Here's how the rest of the release played out.
More paying users but rising costs
Revenue in the fourth quarter jumped 51% to $785 million, which translated into a net loss of $127 million, or $0.08 per American depository share (ADS). The company primarily attributed the red ink to the aforementioned share issuances, which ended up costing the company $221 million after issuing the shares to Warner Music Group and Sony Music Entertainment. On a non-IFRS basis, Tencent Music reported a profit of $133 million, or $0.08 per ADS.
In terms of key operating metrics, mobile monthly active users (MAUs) in the online music segment came in at 644 million, up from 603 million a year ago but down from 655 million in the third quarter. Mobile MAUs on the social entertainment side of the business were 228 million. There are now 27 million paying users in online music, and 10.2 million paying users in social entertainment. That represents a sequential uptick in the paying ratio for online music (4.2%).
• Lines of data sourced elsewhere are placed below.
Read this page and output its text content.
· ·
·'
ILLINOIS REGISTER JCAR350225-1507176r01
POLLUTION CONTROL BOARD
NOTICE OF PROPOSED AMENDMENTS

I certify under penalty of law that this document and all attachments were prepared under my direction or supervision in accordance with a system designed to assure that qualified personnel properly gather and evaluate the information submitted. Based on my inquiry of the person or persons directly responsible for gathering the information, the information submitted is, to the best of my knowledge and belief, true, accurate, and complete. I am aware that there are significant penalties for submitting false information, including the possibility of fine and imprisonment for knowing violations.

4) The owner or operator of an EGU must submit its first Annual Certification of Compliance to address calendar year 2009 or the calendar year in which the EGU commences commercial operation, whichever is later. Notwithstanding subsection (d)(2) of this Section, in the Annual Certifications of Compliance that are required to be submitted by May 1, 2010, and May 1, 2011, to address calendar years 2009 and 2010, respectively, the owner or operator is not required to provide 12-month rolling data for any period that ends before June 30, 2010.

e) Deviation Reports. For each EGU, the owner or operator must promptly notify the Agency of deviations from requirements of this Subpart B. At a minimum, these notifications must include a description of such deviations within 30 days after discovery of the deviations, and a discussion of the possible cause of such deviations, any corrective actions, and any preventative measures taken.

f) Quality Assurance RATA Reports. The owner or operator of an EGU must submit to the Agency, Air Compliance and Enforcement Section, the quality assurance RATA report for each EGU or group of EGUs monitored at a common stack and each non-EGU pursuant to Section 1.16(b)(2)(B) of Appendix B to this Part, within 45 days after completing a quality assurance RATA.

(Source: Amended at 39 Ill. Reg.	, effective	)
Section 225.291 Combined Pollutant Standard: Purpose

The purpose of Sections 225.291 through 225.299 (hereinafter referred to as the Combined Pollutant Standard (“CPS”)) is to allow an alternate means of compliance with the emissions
Monthly average revenue per paying user (ARPPU) was 8.6 yuan ($1.28) in online music and 126.7 yuan ($18.93) in social entertainment. Monetization of social entertainment remains far stronger than online music -- and is rapidly improving.
Check out the latest earnings call transcript for Tencent Music.
However, investors appear concerned about rising costs. Cost of revenue jumped 63% -- outpacing top-line growth -- to $518 million, as Tencent Music invested heavily in original music content and licensing costs rose. Revenue-sharing fees, which relate to Tencent Music's cut of virtual gifts to live-streaming performers, also increased.
"During the fourth quarter of 2018, we recorded strong growth across our business lines, including both online music and social entertainment services, and solidified our market leadership," CEO Cussion Kar Shun Pang said in a statement. "To fuel our growth for the years to come, we are firmly committed to continue investing in premium content offering, innovative products and proprietary technology."
Total operating expenses increased 58% to $197 million, driven in part by increased spending on promotional activity. That all led to an operating loss of $141 million after including the share issuance charges. On the earnings call, Chief Strategy Officer Cheuk Tung Yip said that Tencent Music hopes to continue improving its paying ratio of users going forward, which is relatively low when compared to peer streaming services like Spotify.